Metrics for Management, Ibis Reproductive Health, and Ipas have joined forces to launch the Abortion Service Quality (ASQ) Initiative. Launched in April 2018, this three-year project will develop, validate, disseminate, and champion the widespread adoption of a common measure of abortion service quality for use in and out of facilities. The resulting measures will be used by governments, policy makers, and healthcare providers to strengthen healthcare quality, as well as by donors to assess and support evidence-based interventions in abortion care.
Metrics for Management Chief Operating Officer Andrea Sprockett emphasized the importance of the initiative: “ASQ is groundbreaking—not only because there has never been a valid, reliable, global standard to measure quality in abortion care, but also for its emphasis on client-centered care. This landmark initiative reflects the growing desire across the health sector for a common suite of indicators that integrates women’s experiences to evaluate and improve quality of care.”
Caitlin Gerdts, Vice President for Research at Ibis Reproductive Health, said, “the initiative is meeting a real need in the reproductive health sector. A common measure of abortion quality that applies to both in-facility and out-of-facility services will be particularly useful given the evolving landscape of abortion care around the world.”
The ASQ Initiative will begin by collecting and simplifying existing indicators of abortion quality in the first phase of the project. Partners will then focus on creating a measure of client-centered quality through formative research in Argentina, Nigeria, Ethiopia and Bangladesh, and field testing the composite metric in Ethiopia and Bangladesh.
“Abortion care may be safe and accessible, but if women experience stigmatization or discrimination while seeking an abortion, the services they have received are not the highest quality.

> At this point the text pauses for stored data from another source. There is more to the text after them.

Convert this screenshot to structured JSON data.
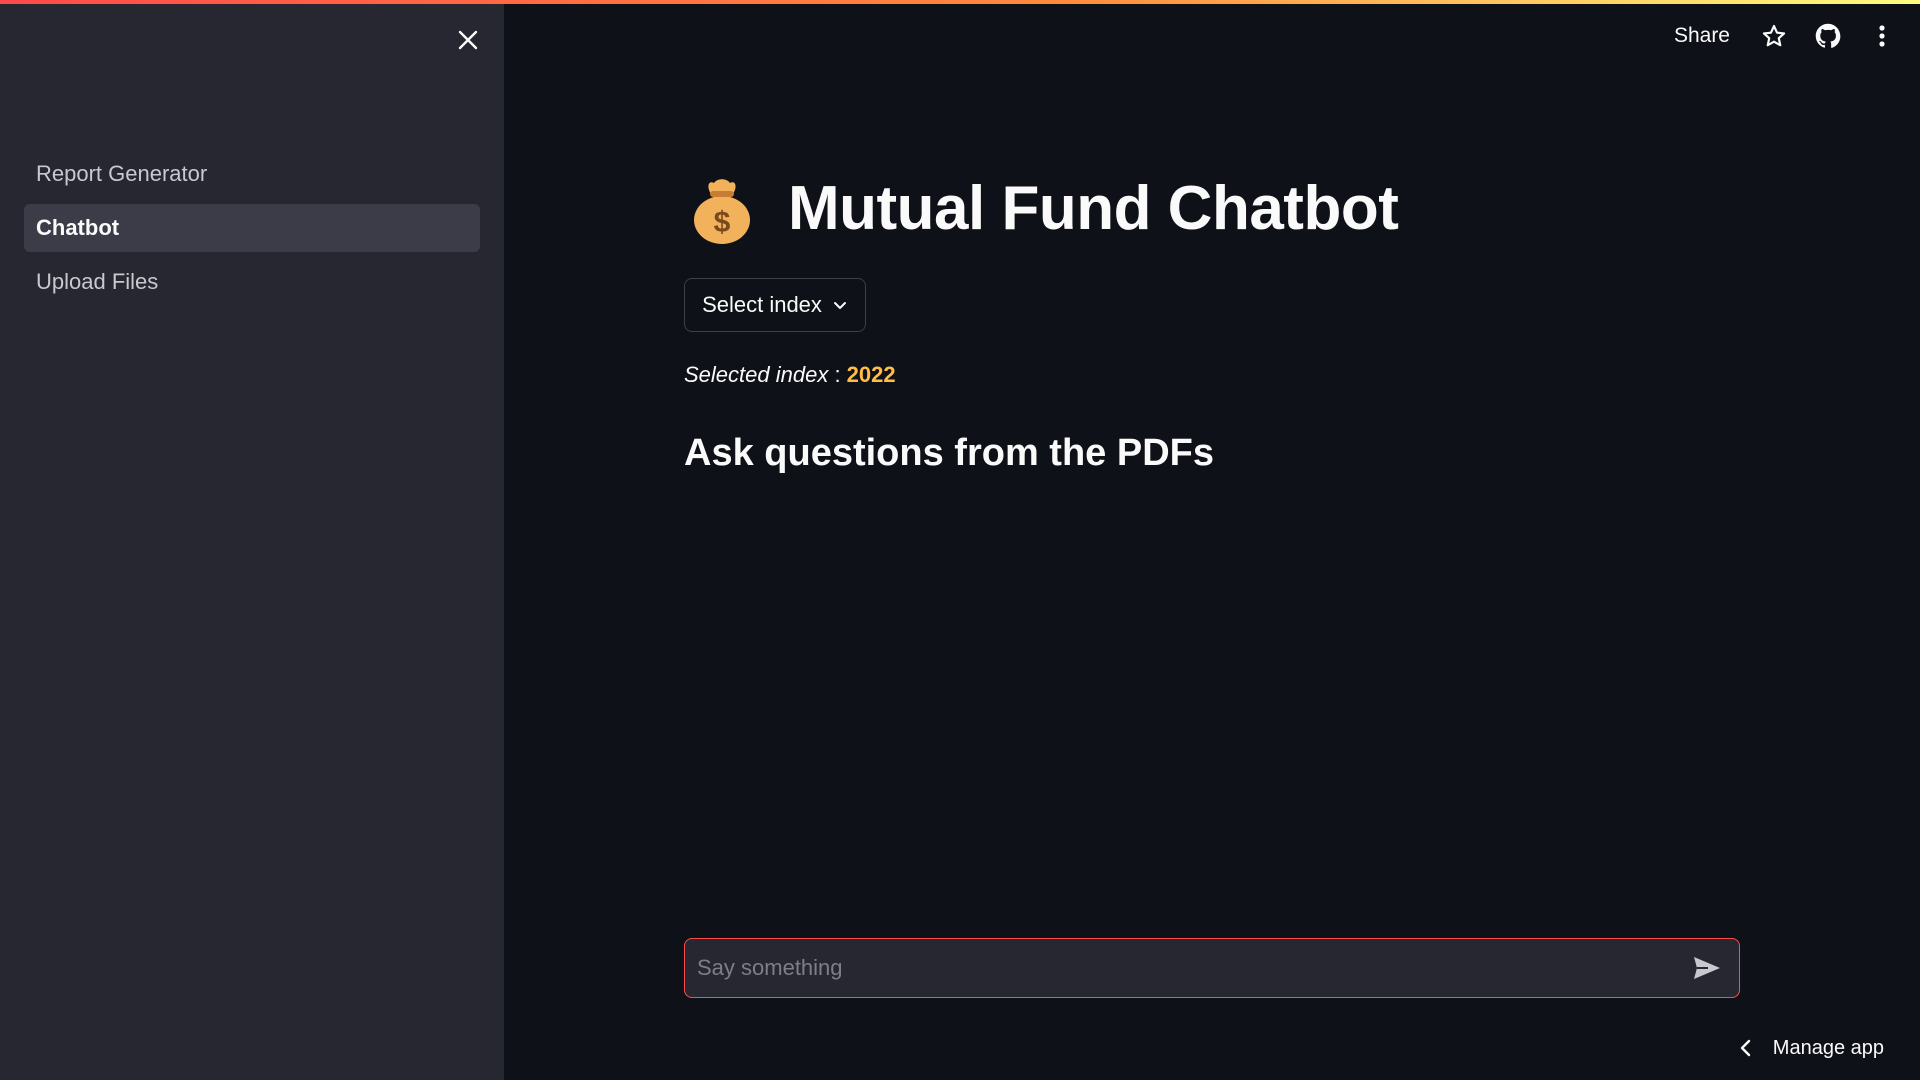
{
  "header": {
    "share_label": "Share",
    "icons": [
      "star-icon",
      "github-icon",
      "more-vertical-icon"
    ]
  },
  "sidebar": {
    "close_icon": "close-icon",
    "items": [
      {
        "label": "Report Generator",
        "active": false
      },
      {
        "label": "Chatbot",
        "active": true
      },
      {
        "label": "Upload Files",
        "active": false
      }
    ]
  },
  "main": {
    "title_icon": "money-bag-icon",
    "title": "Mutual Fund Chatbot",
    "select_label": "Select index",
    "selected_label": "Selected index",
    "selected_separator": " : ",
    "selected_value": "2022",
    "section_heading": "Ask questions from the PDFs"
  },
  "chat": {
    "placeholder": "Say something",
    "value": ""
  },
  "footer": {
    "manage_label": "Manage app"
  },
  "colors": {
    "background": "#0e1117",
    "sidebar": "#262730",
    "accent": "#ff4b4b",
    "selected_value": "#ffbd45"
  }
}
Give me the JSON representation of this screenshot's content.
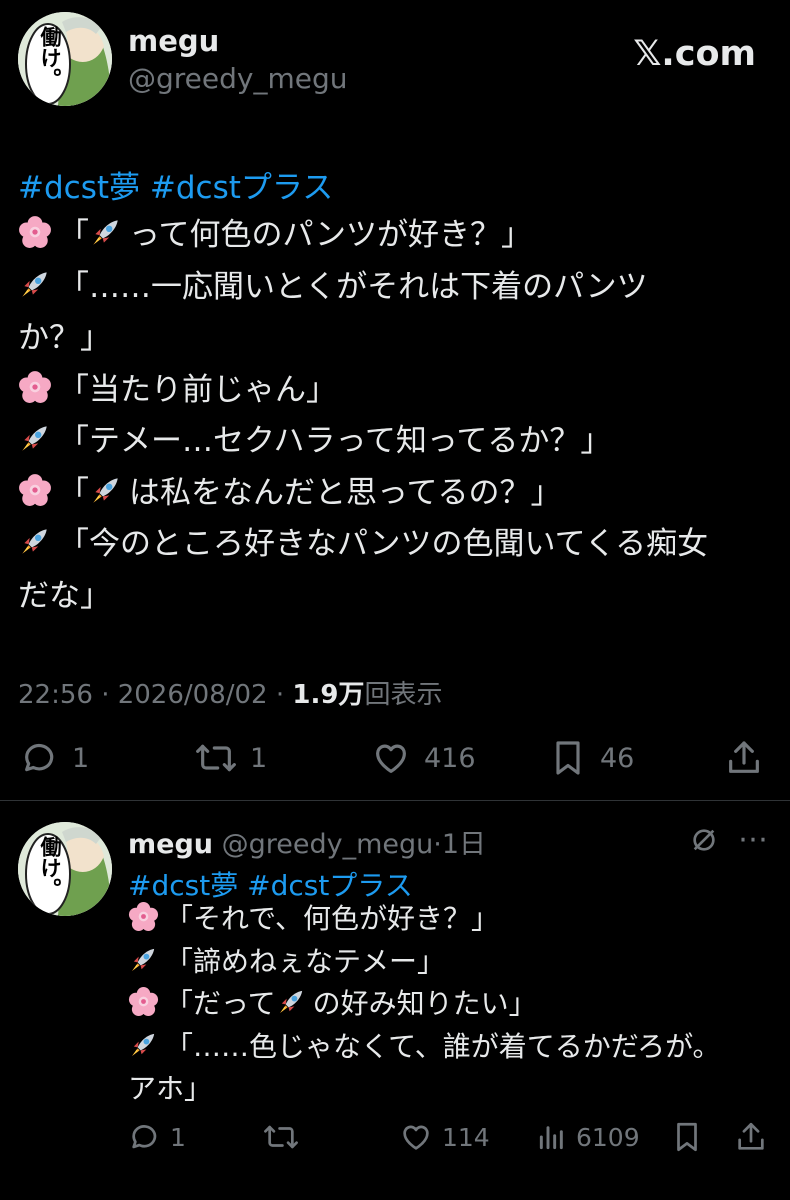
{
  "main": {
    "author_name": "megu",
    "author_handle": "@greedy_megu",
    "brand": "𝕏.com",
    "avatar_text": "働け。",
    "tags": [
      "#dcst夢",
      "#dcstプラス"
    ],
    "lines": [
      {
        "emoji": "flower",
        "text": "「"
      },
      {
        "emoji": "rocket",
        "text": "「……一応聞いとくがそれは下着のパンツ"
      },
      {
        "emoji": "",
        "text": "か？」"
      },
      {
        "emoji": "flower",
        "text": "「当たり前じゃん」"
      },
      {
        "emoji": "rocket",
        "text": "「テメー…セクハラって知ってるか？」"
      },
      {
        "emoji": "flower",
        "text": "「"
      },
      {
        "emoji": "rocket",
        "text": "「今のところ好きなパンツの色聞いてくる痴女"
      },
      {
        "emoji": "",
        "text": "だな」"
      }
    ],
    "line1_after": "って何色のパンツが好き？」",
    "line6_after": "は私をなんだと思ってるの？」",
    "time": "22:56 · 2026/08/02 · ",
    "views_number": "1.9万",
    "views_label": "回表示",
    "stats": {
      "replies": "1",
      "reposts": "1",
      "likes": "416",
      "bookmarks": "46"
    }
  },
  "reply": {
    "author_name": "megu",
    "author_handle": "@greedy_megu",
    "age": "·1日",
    "tags": [
      "#dcst夢",
      "#dcstプラス"
    ],
    "lines": [
      {
        "emoji": "flower",
        "text": "「それで、何色が好き？」"
      },
      {
        "emoji": "rocket",
        "text": "「諦めねぇなテメー」"
      },
      {
        "emoji": "flower",
        "text": "「だって"
      },
      {
        "emoji": "rocket",
        "text": "「……色じゃなくて、誰が着てるかだろが。"
      },
      {
        "emoji": "",
        "text": "アホ」"
      }
    ],
    "line3_after": "の好み知りたい」",
    "stats": {
      "replies": "1",
      "likes": "114",
      "views": "6109"
    }
  },
  "icons": [
    "reply-icon",
    "repost-icon",
    "like-icon",
    "bookmark-icon",
    "share-icon",
    "views-icon",
    "no-grok-icon",
    "flower-emoji",
    "rocket-emoji"
  ],
  "colors": {
    "background": "#000000",
    "text": "#e7e9ea",
    "muted": "#71767b",
    "link": "#1d9bf0"
  }
}
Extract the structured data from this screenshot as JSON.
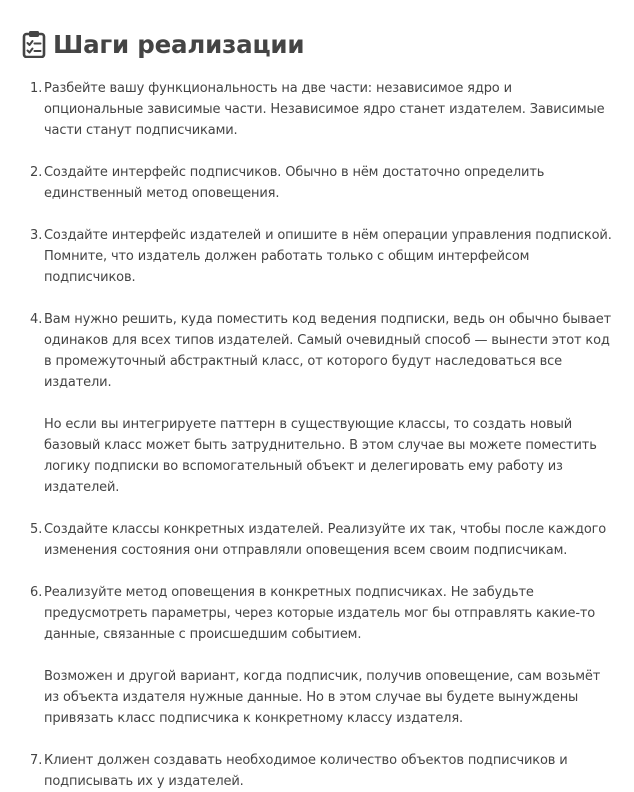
{
  "heading": {
    "icon": "clipboard-checklist-icon",
    "title": "Шаги реализации"
  },
  "steps": [
    {
      "number": "1.",
      "paragraphs": [
        "Разбейте вашу функциональность на две части: независимое ядро и опциональные зависимые части. Независимое ядро станет издателем. Зависимые части станут подписчиками."
      ]
    },
    {
      "number": "2.",
      "paragraphs": [
        "Создайте интерфейс подписчиков. Обычно в нём достаточно определить единственный метод оповещения."
      ]
    },
    {
      "number": "3.",
      "paragraphs": [
        "Создайте интерфейс издателей и опишите в нём операции управления подпиской. Помните, что издатель должен работать только с общим интерфейсом подписчиков."
      ]
    },
    {
      "number": "4.",
      "paragraphs": [
        "Вам нужно решить, куда поместить код ведения подписки, ведь он обычно бывает одинаков для всех типов издателей. Самый очевидный способ — вынести этот код в промежуточный абстрактный класс, от которого будут наследоваться все издатели.",
        "Но если вы интегрируете паттерн в существующие классы, то создать новый базовый класс может быть затруднительно. В этом случае вы можете поместить логику подписки во вспомогательный объект и делегировать ему работу из издателей."
      ]
    },
    {
      "number": "5.",
      "paragraphs": [
        "Создайте классы конкретных издателей. Реализуйте их так, чтобы после каждого изменения состояния они отправляли оповещения всем своим подписчикам."
      ]
    },
    {
      "number": "6.",
      "paragraphs": [
        "Реализуйте метод оповещения в конкретных подписчиках. Не забудьте предусмотреть параметры, через которые издатель мог бы отправлять какие-то данные, связанные с происшедшим событием.",
        "Возможен и другой вариант, когда подписчик, получив оповещение, сам возьмёт из объекта издателя нужные данные. Но в этом случае вы будете вынуждены привязать класс подписчика к конкретному классу издателя."
      ]
    },
    {
      "number": "7.",
      "paragraphs": [
        "Клиент должен создавать необходимое количество объектов подписчиков и подписывать их у издателей."
      ]
    }
  ]
}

It’s important that measurement focus on client experience, as well as on safety and accessibility,” explained Kathryn Andersen, Chief Scientific and Technical Officer at Ipas.
Once the validity and accuracy of the composite measure is confirmed, ASQ will refine, shorten and test for feasibility including ease of data collection, ease of interpretation, accuracy, and management utility. Results will be reviewed and refined by experts to assure global applicability, and then disseminated and actively promoted to stakeholders worldwide.